Sharing The Vatican's Secrets

For 500 years, the Pope's secret library - an extraordinary repository of the world's rarest books and documents - remained a secret because only a few dozen scholars at a time can fit into its tiny reading room. But there are thirty miles of shelves in the book stacks alone, reports CBS News Correspondent Allen Pizzey.
Much of the Vatican library is still a mystery. Half of the 150,000 manuscripts haven't even been properly catalogued. What has been found here are things as diverse as the love letters of Henry the Eighth, and the Epistles of St Peter.

But the past has just met the future.

Illustrated manuscripts representing a lifetime of work for a monk, documents written on animal skins, the first books ever printed, and millions of other pages and images are being scanned and digitized.

A joint venture between the Vatican and IBM will eventually make it all available to universities on a special Internet route.
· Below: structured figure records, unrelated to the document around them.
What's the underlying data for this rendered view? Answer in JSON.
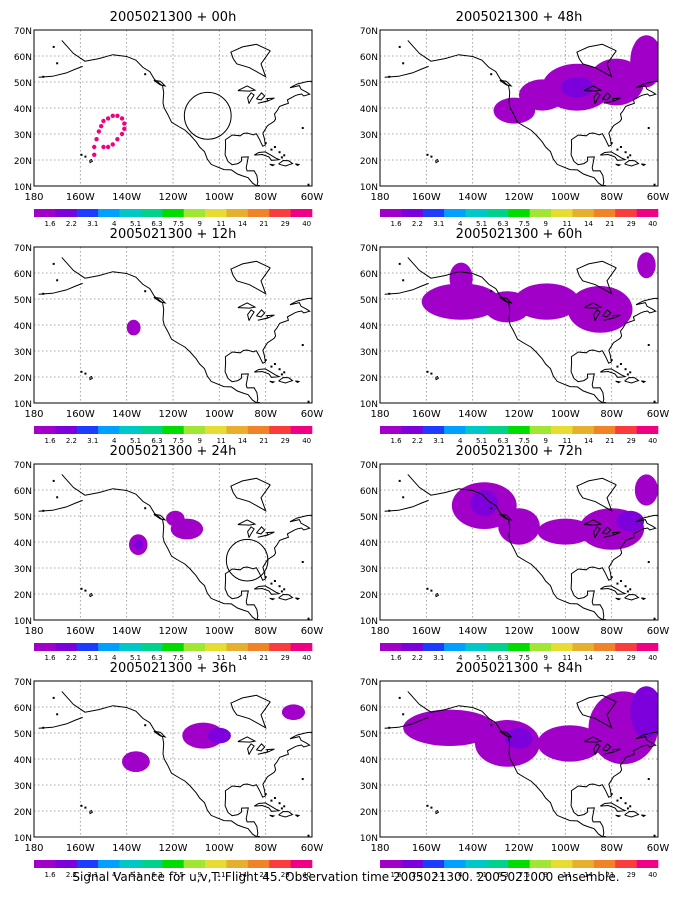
{
  "footer_caption": "Signal Variance for u,v,T. Flight 45. Observation time 2005021300. 2005021000 ensemble.",
  "colorbar": {
    "labels": [
      "1.6",
      "2.2",
      "3.1",
      "4",
      "5.1",
      "6.3",
      "7.5",
      "9",
      "11",
      "14",
      "21",
      "29",
      "40"
    ],
    "colors": [
      "#a000c8",
      "#7d00dc",
      "#1e3cff",
      "#00a0ff",
      "#00c8c8",
      "#00d28c",
      "#00dc00",
      "#a0e632",
      "#e6dc32",
      "#e6af2d",
      "#f08228",
      "#fa3c3c",
      "#f00082"
    ]
  },
  "map": {
    "x_ticks": [
      "180",
      "160W",
      "140W",
      "120W",
      "100W",
      "80W",
      "60W"
    ],
    "y_ticks": [
      "10N",
      "20N",
      "30N",
      "40N",
      "50N",
      "60N",
      "70N"
    ],
    "grid": "dotted",
    "coast_color": "#000000"
  },
  "chart_data": [
    {
      "type": "heatmap",
      "title": "2005021300 + 00h",
      "xlim": [
        -180,
        -60
      ],
      "ylim": [
        10,
        70
      ],
      "blobs": [],
      "rings": [
        {
          "lon": -105,
          "lat": 37,
          "r": 9
        }
      ],
      "points": [
        [
          -154,
          22
        ],
        [
          -154,
          25
        ],
        [
          -153,
          28
        ],
        [
          -152,
          31
        ],
        [
          -151,
          33
        ],
        [
          -150,
          35
        ],
        [
          -148,
          36
        ],
        [
          -146,
          37
        ],
        [
          -144,
          37
        ],
        [
          -142,
          36
        ],
        [
          -141,
          34
        ],
        [
          -141,
          32
        ],
        [
          -142,
          30
        ],
        [
          -144,
          28
        ],
        [
          -146,
          26
        ],
        [
          -148,
          25
        ],
        [
          -150,
          25
        ]
      ]
    },
    {
      "type": "heatmap",
      "title": "2005021300 + 48h",
      "xlim": [
        -180,
        -60
      ],
      "ylim": [
        10,
        70
      ],
      "blobs": [
        {
          "lon": -122,
          "lat": 39,
          "rx": 9,
          "ry": 5,
          "level": 0
        },
        {
          "lon": -110,
          "lat": 45,
          "rx": 10,
          "ry": 6,
          "level": 0
        },
        {
          "lon": -95,
          "lat": 48,
          "rx": 15,
          "ry": 9,
          "level": 0
        },
        {
          "lon": -78,
          "lat": 50,
          "rx": 12,
          "ry": 9,
          "level": 0
        },
        {
          "lon": -65,
          "lat": 58,
          "rx": 7,
          "ry": 10,
          "level": 0
        },
        {
          "lon": -95,
          "lat": 48,
          "rx": 7,
          "ry": 4,
          "level": 1
        }
      ],
      "rings": [],
      "points": []
    },
    {
      "type": "heatmap",
      "title": "2005021300 + 12h",
      "xlim": [
        -180,
        -60
      ],
      "ylim": [
        10,
        70
      ],
      "blobs": [
        {
          "lon": -137,
          "lat": 39,
          "rx": 3,
          "ry": 3,
          "level": 0
        }
      ],
      "rings": [],
      "points": []
    },
    {
      "type": "heatmap",
      "title": "2005021300 + 60h",
      "xlim": [
        -180,
        -60
      ],
      "ylim": [
        10,
        70
      ],
      "blobs": [
        {
          "lon": -145,
          "lat": 49,
          "rx": 17,
          "ry": 7,
          "level": 0
        },
        {
          "lon": -125,
          "lat": 47,
          "rx": 10,
          "ry": 6,
          "level": 0
        },
        {
          "lon": -108,
          "lat": 49,
          "rx": 14,
          "ry": 7,
          "level": 0
        },
        {
          "lon": -85,
          "lat": 46,
          "rx": 14,
          "ry": 9,
          "level": 0
        },
        {
          "lon": -145,
          "lat": 58,
          "rx": 5,
          "ry": 6,
          "level": 0
        },
        {
          "lon": -65,
          "lat": 63,
          "rx": 4,
          "ry": 5,
          "level": 0
        }
      ],
      "rings": [],
      "points": []
    },
    {
      "type": "heatmap",
      "title": "2005021300 + 24h",
      "xlim": [
        -180,
        -60
      ],
      "ylim": [
        10,
        70
      ],
      "blobs": [
        {
          "lon": -135,
          "lat": 39,
          "rx": 4,
          "ry": 4,
          "level": 0
        },
        {
          "lon": -135,
          "lat": 39,
          "rx": 2,
          "ry": 2,
          "level": 1
        },
        {
          "lon": -114,
          "lat": 45,
          "rx": 7,
          "ry": 4,
          "level": 0
        },
        {
          "lon": -119,
          "lat": 49,
          "rx": 4,
          "ry": 3,
          "level": 0
        }
      ],
      "rings": [
        {
          "lon": -88,
          "lat": 33,
          "r": 8
        }
      ],
      "points": []
    },
    {
      "type": "heatmap",
      "title": "2005021300 + 72h",
      "xlim": [
        -180,
        -60
      ],
      "ylim": [
        10,
        70
      ],
      "blobs": [
        {
          "lon": -135,
          "lat": 54,
          "rx": 14,
          "ry": 9,
          "level": 0
        },
        {
          "lon": -135,
          "lat": 55,
          "rx": 6,
          "ry": 5,
          "level": 1
        },
        {
          "lon": -120,
          "lat": 46,
          "rx": 9,
          "ry": 7,
          "level": 0
        },
        {
          "lon": -100,
          "lat": 44,
          "rx": 12,
          "ry": 5,
          "level": 0
        },
        {
          "lon": -80,
          "lat": 45,
          "rx": 14,
          "ry": 8,
          "level": 0
        },
        {
          "lon": -72,
          "lat": 48,
          "rx": 6,
          "ry": 4,
          "level": 1
        },
        {
          "lon": -65,
          "lat": 60,
          "rx": 5,
          "ry": 6,
          "level": 0
        }
      ],
      "rings": [],
      "points": []
    },
    {
      "type": "heatmap",
      "title": "2005021300 + 36h",
      "xlim": [
        -180,
        -60
      ],
      "ylim": [
        10,
        70
      ],
      "blobs": [
        {
          "lon": -136,
          "lat": 39,
          "rx": 6,
          "ry": 4,
          "level": 0
        },
        {
          "lon": -107,
          "lat": 49,
          "rx": 9,
          "ry": 5,
          "level": 0
        },
        {
          "lon": -100,
          "lat": 49,
          "rx": 5,
          "ry": 3,
          "level": 1
        },
        {
          "lon": -68,
          "lat": 58,
          "rx": 5,
          "ry": 3,
          "level": 0
        }
      ],
      "rings": [],
      "points": []
    },
    {
      "type": "heatmap",
      "title": "2005021300 + 84h",
      "xlim": [
        -180,
        -60
      ],
      "ylim": [
        10,
        70
      ],
      "blobs": [
        {
          "lon": -150,
          "lat": 52,
          "rx": 20,
          "ry": 7,
          "level": 0
        },
        {
          "lon": -125,
          "lat": 46,
          "rx": 14,
          "ry": 9,
          "level": 0
        },
        {
          "lon": -120,
          "lat": 48,
          "rx": 6,
          "ry": 4,
          "level": 1
        },
        {
          "lon": -98,
          "lat": 46,
          "rx": 14,
          "ry": 7,
          "level": 0
        },
        {
          "lon": -75,
          "lat": 52,
          "rx": 15,
          "ry": 14,
          "level": 0
        },
        {
          "lon": -65,
          "lat": 58,
          "rx": 7,
          "ry": 10,
          "level": 1
        }
      ],
      "rings": [],
      "points": []
    }
  ]
}
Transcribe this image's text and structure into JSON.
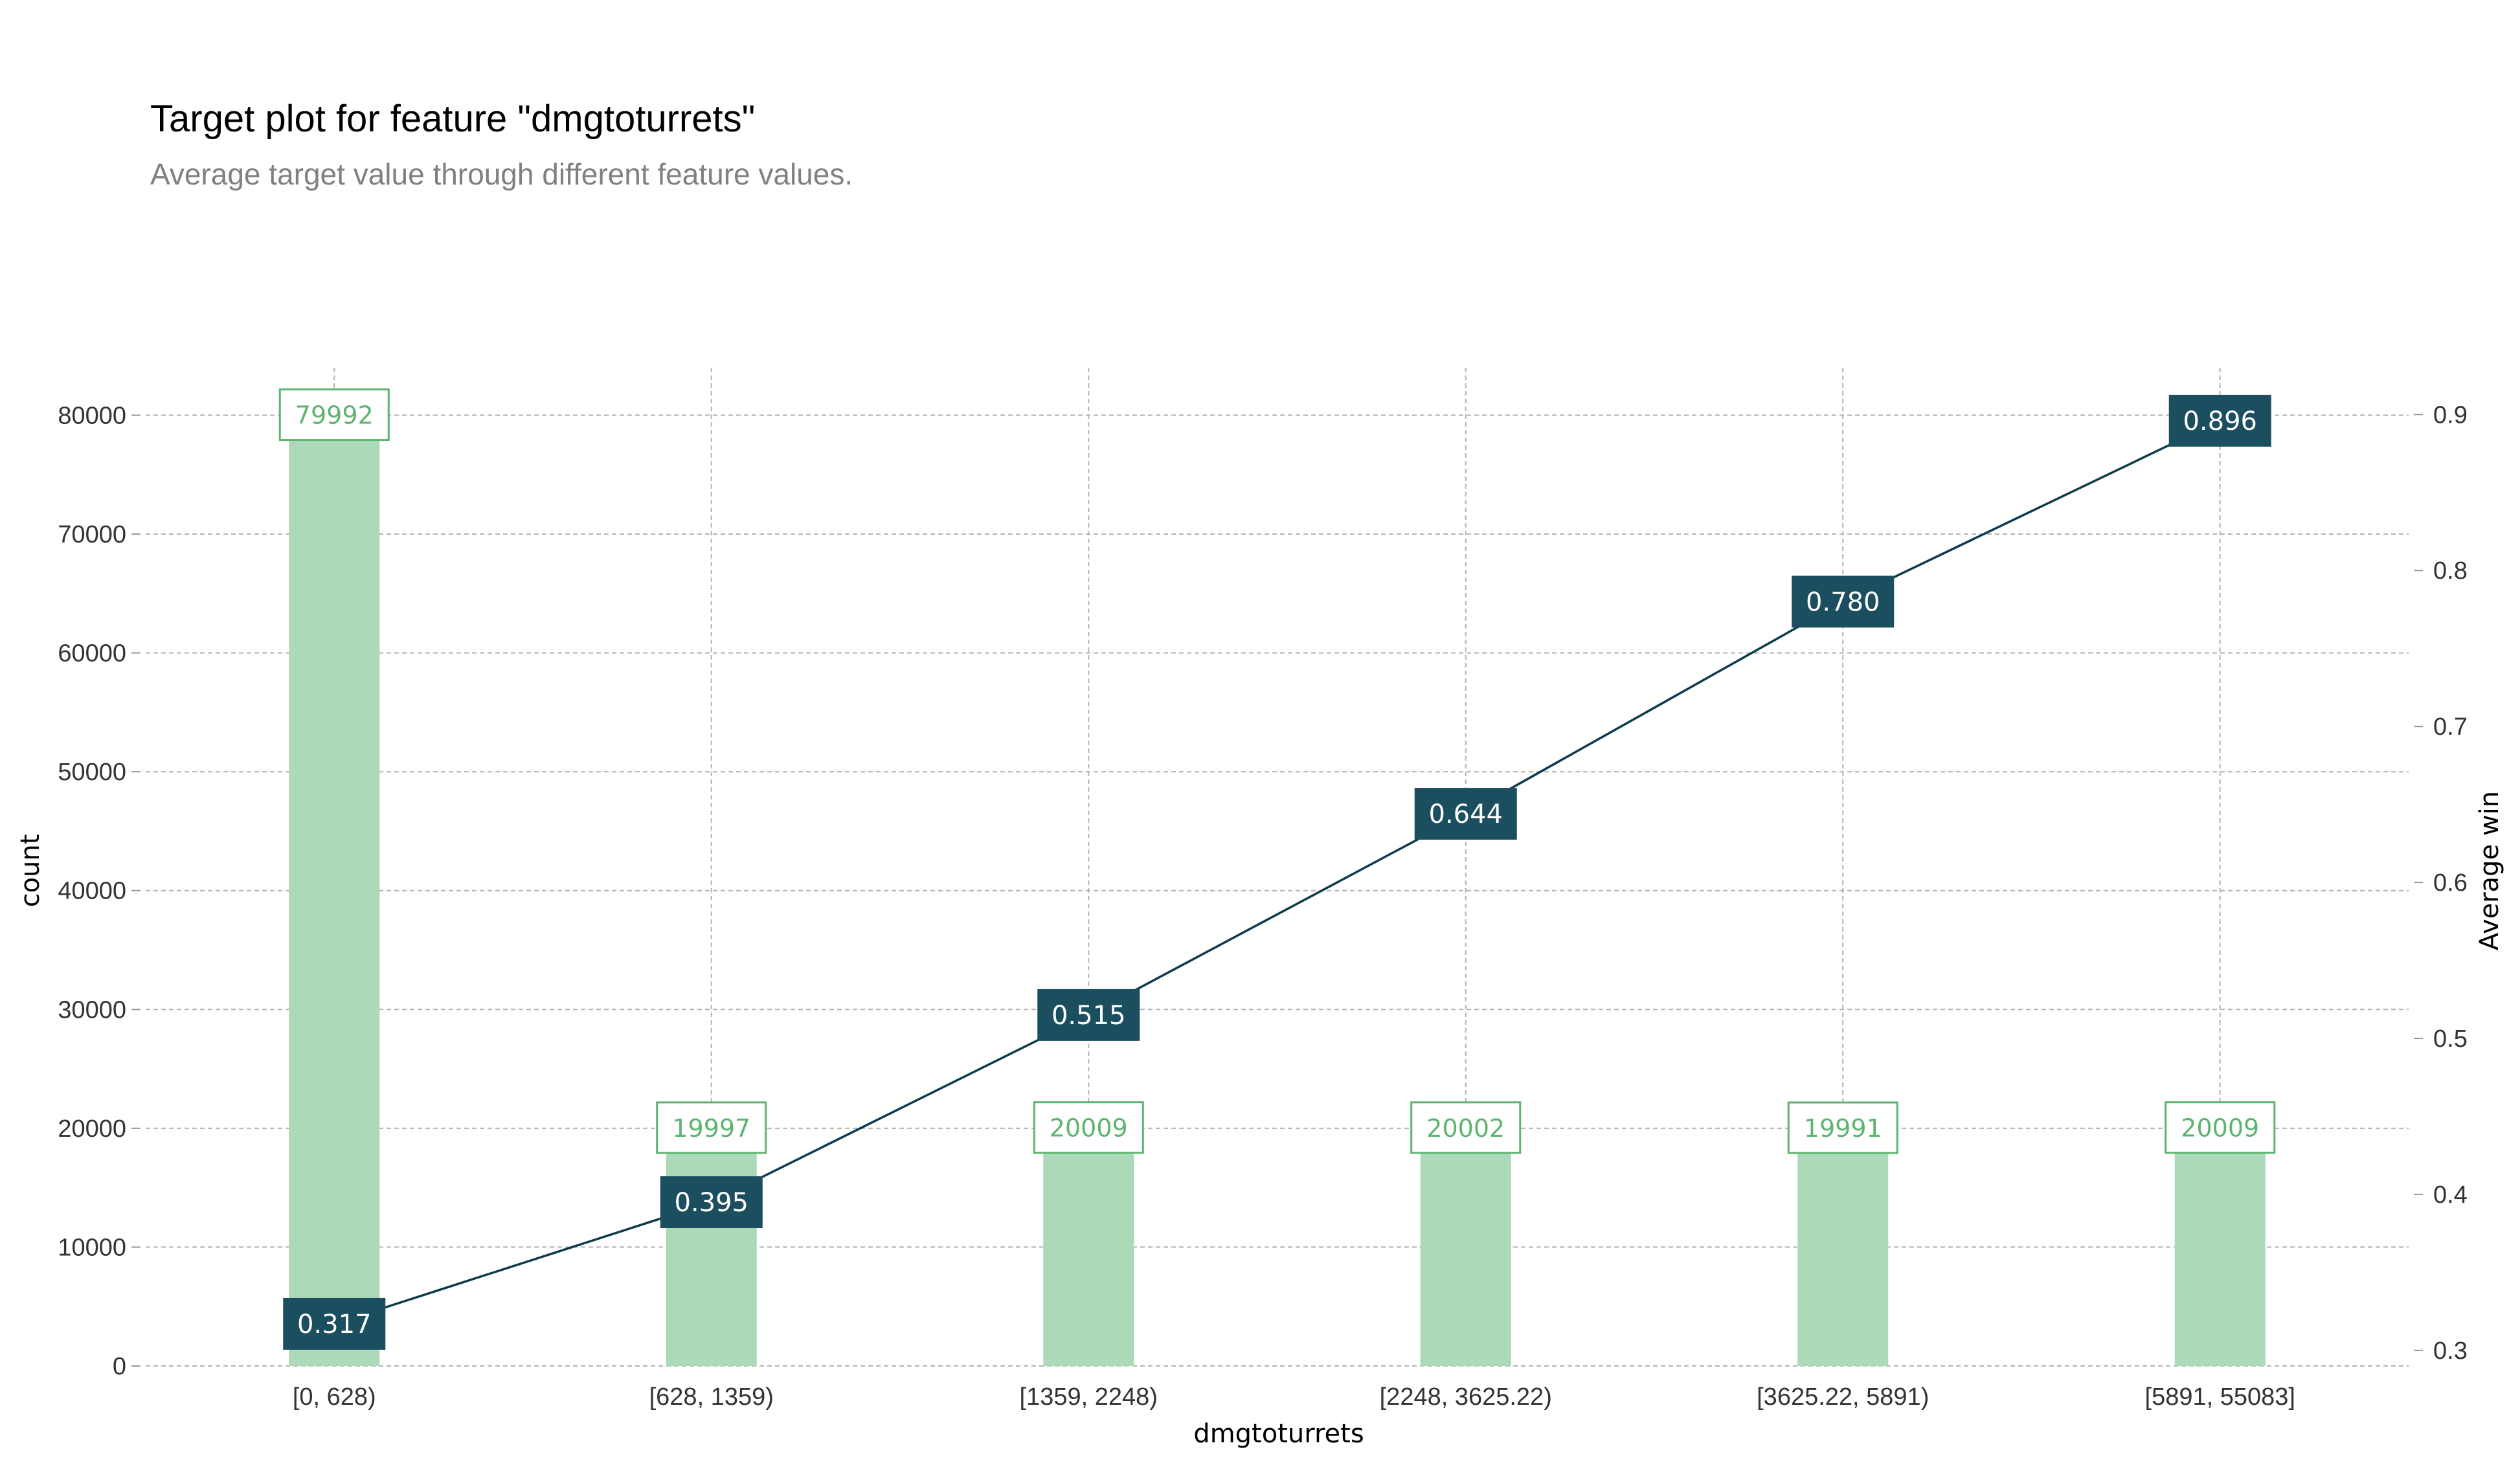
{
  "title": "Target plot for feature \"dmgtoturrets\"",
  "subtitle": "Average target value through different feature values.",
  "chart_data": {
    "type": "bar",
    "categories": [
      "[0, 628)",
      "[628, 1359)",
      "[1359, 2248)",
      "[2248, 3625.22)",
      "[3625.22, 5891)",
      "[5891, 55083]"
    ],
    "series": [
      {
        "name": "count",
        "type": "bar",
        "axis": "left",
        "values": [
          79992,
          19997,
          20009,
          20002,
          19991,
          20009
        ]
      },
      {
        "name": "Average win",
        "type": "line",
        "axis": "right",
        "values": [
          0.317,
          0.395,
          0.515,
          0.644,
          0.78,
          0.896
        ]
      }
    ],
    "count_labels": [
      "79992",
      "19997",
      "20009",
      "20002",
      "19991",
      "20009"
    ],
    "avg_labels": [
      "0.317",
      "0.395",
      "0.515",
      "0.644",
      "0.780",
      "0.896"
    ],
    "xlabel": "dmgtoturrets",
    "ylabel": "count",
    "y2label": "Average win",
    "ylim": [
      0,
      84000
    ],
    "y2lim": [
      0.29,
      0.93
    ],
    "yticks": [
      0,
      10000,
      20000,
      30000,
      40000,
      50000,
      60000,
      70000,
      80000
    ],
    "y2ticks": [
      "0.3",
      "0.4",
      "0.5",
      "0.6",
      "0.7",
      "0.8",
      "0.9"
    ],
    "grid": true,
    "colors": {
      "bar": "#acd9b7",
      "count_label": "#5db46f",
      "line": "#0d3b4d",
      "avg_box": "#1b4e5f",
      "grid": "#b3b3b3"
    }
  }
}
"The main point is this, we don't want the treasure to remain hidden," says Archbishop Mejia, Librarian of the Holy Roman Church. "It's part of our mission to have the doors open."

Pope Nicholas V started the library before Columbus came to America. Donations from noble families and the spoils of legions sent forth by warrior Popes soon overwhelmed the original quarters, and forced expansion into many cramped chambers.

Scholars still are only allowed to see three documents a day.

"A large part of researching we've discovered is drudgery type of work involved in handwriting analysis to determine which monk wrote which part of which manuscript," says IBM's Vincent Yannuzzi, who has spent seven years setting up the digitizing program.

"We've pushed pattern recognition software technology to have a computer do that drudgery and free up more time for scholars to do intellectual work."

It will also make CD-ROMs available to allow ordinary people to tour the library.

The last wave of technology here was the invention of the printing press. Scholar monks of the time complained it would destroy their art.

Dom Ferigno, Prefect of the Vatican Library, says today's scholars welcome the computer revolution because it will provide intense and unlimited study time.

Scholars will be able to check into the world's oldest known cookbook -- with recipes from Roman times -- follow maps by Ptolemy, wonder at Aztec prints, and things not seen for centuries.

Will secrets be found?

"You never know, but it's always possible," says Archbishop Mejia.

With nearly half a million scholars and graduate students soon able to check in via computer, that may be an understatement.